Furthermore, I have no problems interacting with new people, make my voice heard at meetings or negotiations, making public speeches or doing my thing, whatever that might be, if needed in the open. So, in general terms - even if I also like my privacy and time for solitary contemplation - nope, I'm no fuddy-duddy recluse, the neighbourhood's hermit catlady - though some might disagree - the anti-social oddball. I'm just me.
However. Telephones. This amazing invention that we have come to depend so very much upon, sometimes leave me with some or all of the above symptoms of anxiety. Or well, not the telephones but the step I'm forced to take by calling somebody.

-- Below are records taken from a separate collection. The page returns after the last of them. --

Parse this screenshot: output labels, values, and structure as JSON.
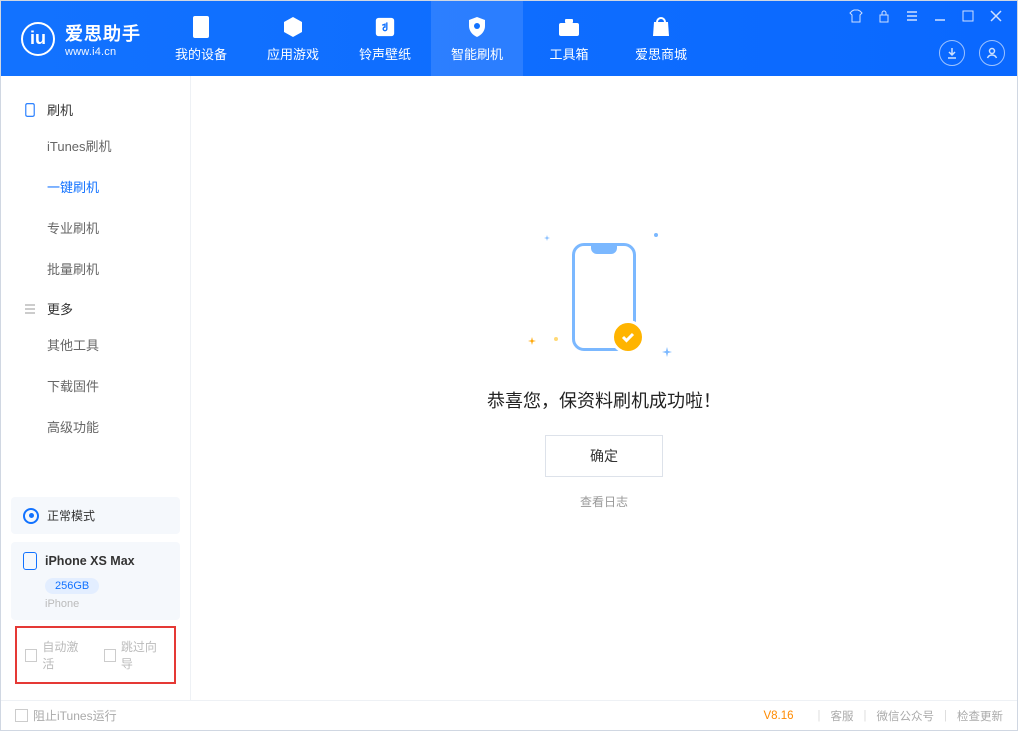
{
  "app": {
    "name": "爱思助手",
    "url": "www.i4.cn"
  },
  "tabs": [
    {
      "label": "我的设备"
    },
    {
      "label": "应用游戏"
    },
    {
      "label": "铃声壁纸"
    },
    {
      "label": "智能刷机"
    },
    {
      "label": "工具箱"
    },
    {
      "label": "爱思商城"
    }
  ],
  "sidebar": {
    "section1": "刷机",
    "items1": [
      "iTunes刷机",
      "一键刷机",
      "专业刷机",
      "批量刷机"
    ],
    "section2": "更多",
    "items2": [
      "其他工具",
      "下载固件",
      "高级功能"
    ]
  },
  "status": {
    "mode": "正常模式"
  },
  "device": {
    "name": "iPhone XS Max",
    "storage": "256GB",
    "type": "iPhone"
  },
  "checkboxes": {
    "auto_activate": "自动激活",
    "skip_guide": "跳过向导"
  },
  "result": {
    "message": "恭喜您，保资料刷机成功啦！",
    "ok": "确定",
    "log": "查看日志"
  },
  "statusbar": {
    "block_itunes": "阻止iTunes运行",
    "version": "V8.16",
    "links": [
      "客服",
      "微信公众号",
      "检查更新"
    ]
  }
}
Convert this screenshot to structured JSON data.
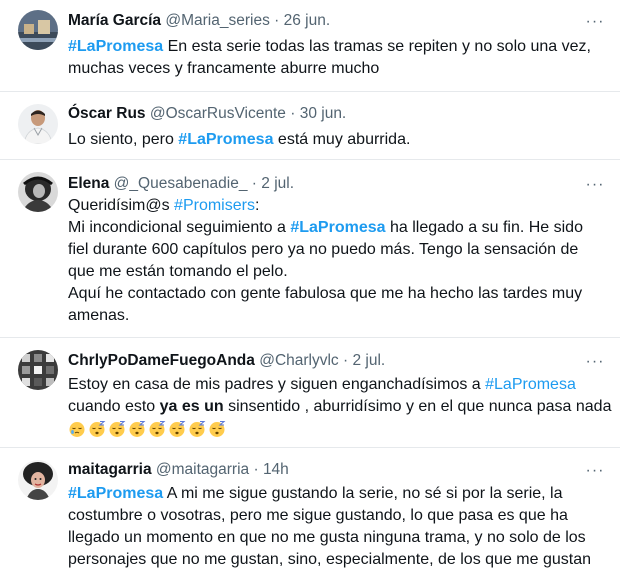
{
  "tweets": [
    {
      "name": "María García",
      "handle": "@Maria_series",
      "date": "26 jun.",
      "lines": [
        {
          "tag": "#LaPromesa",
          "rest": " En esta serie todas las tramas se repiten y no solo una vez,"
        },
        {
          "text": "muchas veces y francamente aburre mucho"
        }
      ]
    },
    {
      "name": "Óscar Rus",
      "handle": "@OscarRusVicente",
      "date": "30 jun.",
      "line": {
        "pre": "Lo siento, pero ",
        "tag": "#LaPromesa",
        "post": " está muy aburrida."
      }
    },
    {
      "name": "Elena",
      "handle": "@_Quesabenadie_",
      "date": "2 jul.",
      "line1": {
        "pre": "Queridísim@s ",
        "tag": "#Promisers",
        "post": ":"
      },
      "line2": {
        "pre": "Mi incondicional seguimiento a ",
        "tag": "#LaPromesa",
        "post": " ha llegado a su fin. He sido"
      },
      "lines_rest": [
        "fiel durante 600 capítulos pero ya no puedo más. Tengo la sensación de",
        "que me están tomando el pelo.",
        "Aquí he contactado con gente fabulosa que me ha hecho las tardes muy",
        "amenas."
      ]
    },
    {
      "name": "ChrlyPoDameFuegoAnda",
      "handle": "@Charlyvlc",
      "date": "2 jul.",
      "line1": {
        "pre": "Estoy en casa de mis padres y siguen enganchadísimos a ",
        "tag": "#LaPromesa"
      },
      "line2": {
        "pre": "cuando esto ",
        "bold": "ya es un",
        "post": " sinsentido , aburridísimo y en el que nunca pasa nada"
      },
      "emojis": [
        "sleepy-face",
        "sleeping-face",
        "sleeping-face",
        "sleeping-face",
        "sleeping-face",
        "sleeping-face",
        "sleeping-face",
        "sleeping-face"
      ]
    },
    {
      "name": "maitagarria",
      "handle": "@maitagarria",
      "date": "14h",
      "line1": {
        "tag": "#LaPromesa",
        "post": " A mi me sigue gustando la serie, no sé si por la serie, la"
      },
      "lines_rest": [
        "costumbre o vosotras, pero me sigue gustando, lo que pasa es que ha",
        "llegado un momento en que no me gusta ninguna trama, y no solo de los",
        "personajes que no me gustan, sino, especialmente, de los que me gustan"
      ]
    }
  ],
  "ui": {
    "separator": " · ",
    "more_icon": "···",
    "tag_color": "#1d9bf0",
    "meta_color": "#536471"
  }
}
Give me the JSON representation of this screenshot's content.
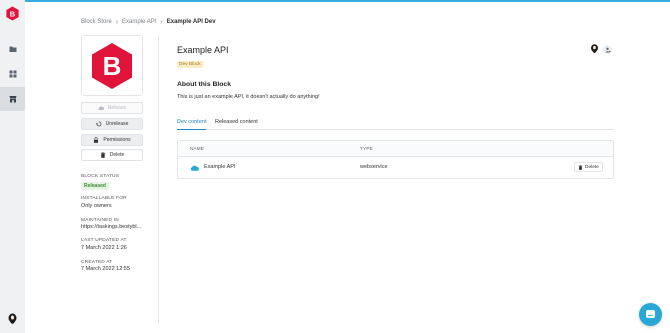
{
  "breadcrumb": [
    "Block Store",
    "Example API",
    "Example API Dev"
  ],
  "block": {
    "title": "Example API",
    "type_badge": "Dev Block",
    "about_title": "About this Block",
    "about_text": "This is just an example API, it doesn't actually do anything!"
  },
  "actions": {
    "release": "Release",
    "unrelease": "Unrelease",
    "permissions": "Permissions",
    "delete": "Delete"
  },
  "meta": {
    "status_label": "BLOCK STATUS",
    "status_value": "Released",
    "installable_label": "INSTALLABLE FOR",
    "installable_value": "Only owners",
    "maintained_label": "MAINTAINED IN",
    "maintained_value": "https://taskings.bestybl...",
    "updated_label": "LAST UPDATED AT",
    "updated_value": "7 March 2022 1:26",
    "created_label": "CREATED AT",
    "created_value": "7 March 2022 12:55"
  },
  "tabs": [
    "Dev content",
    "Released content"
  ],
  "table": {
    "headers": [
      "NAME",
      "TYPE"
    ],
    "rows": [
      {
        "name": "Example API",
        "type": "webservice",
        "action": "Delete",
        "icon": "cloud-icon"
      }
    ]
  },
  "colors": {
    "brand": "#e0133b",
    "accent": "#1f86c8",
    "chat": "#29a8d8"
  }
}
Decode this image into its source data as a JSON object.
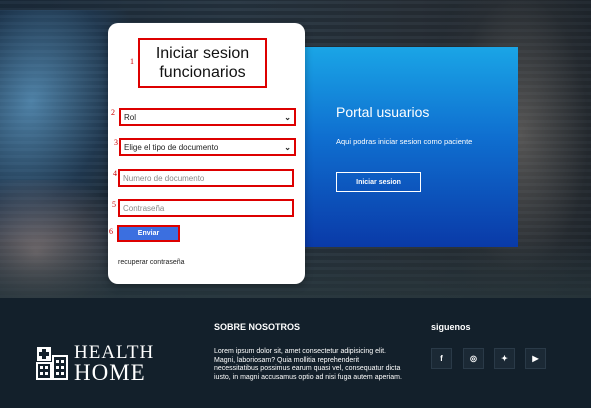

Or by all means, answer my own phone sometimes. Do I have to mention that I'm a great fan of answering machines and that I simply adore number presentors? Ah, the endless screening possibilities are truly heaven-sent.
And yes, that one actually make a decision not to answer the phone is a very distinguished sign of inner growth and maturity. I'm a grown up, I can decide for myself, I can actually chose to screen my incoming calls, pick the ones I like to talk to, or at least pick the appropriate time for me to return the call. This is progress, this is me being on top of things. Manoeuvring my own ship of life.
But sometimes, alas, there's no escape, the only way to get things done is by making, or recieving, a phonecall. And yup I'm completely aware of the fact that it's only me, myself and I who blow this phoney business right out of every reasonable proportion. And when I actually will myself to pick that phone up, make that call, take a stand, do the deed, I never stumble, rarely hesitate and most often get rather a buzz by doing, finally having made, that silly, foolish little call I've anxiously put off for varied periods of time.
I think and hope I've come to terms with this phoney part of me, it's not that it delimit my life - even if one might get that impression by reading a whole blogpost about it... But hey, I do like to put things, thoughts and ideas into words - and secretly, deep down, I sort of think that I rather like to carefully nurture this case of phoney phobia. It's actually kind of fancy, the notion of me being a bit of a nutter, having a dash of odd phoney.
I bet you give GREAT phone Pia. ; )
ReplyDeleteHey, don't know if you noticed but you are now officially on MY blogroll. - Happy Valentine's Day Love. : )
LOL, that was a good one:)
ReplyDeleteAnd I feel honoured, being on Buddha's blogroll!
Thanks for sharing the phoney phobia. We won't tell anyone. Interestingly I use the phone less for every year that passes by. Maybe I'm developing some similar hangup?
ReplyDeletePhew, I was a bit worried this secret would be all over internet or something, thanks for keeping quiet...;)
ReplyDeleteAnd well, e-mails are SO very convenient and timesaving. When they work that is. So unless you have a slight case of anxiety attack when you actually have to use the phone now and then, I don't think you have to worry about having developed phobia telephonia.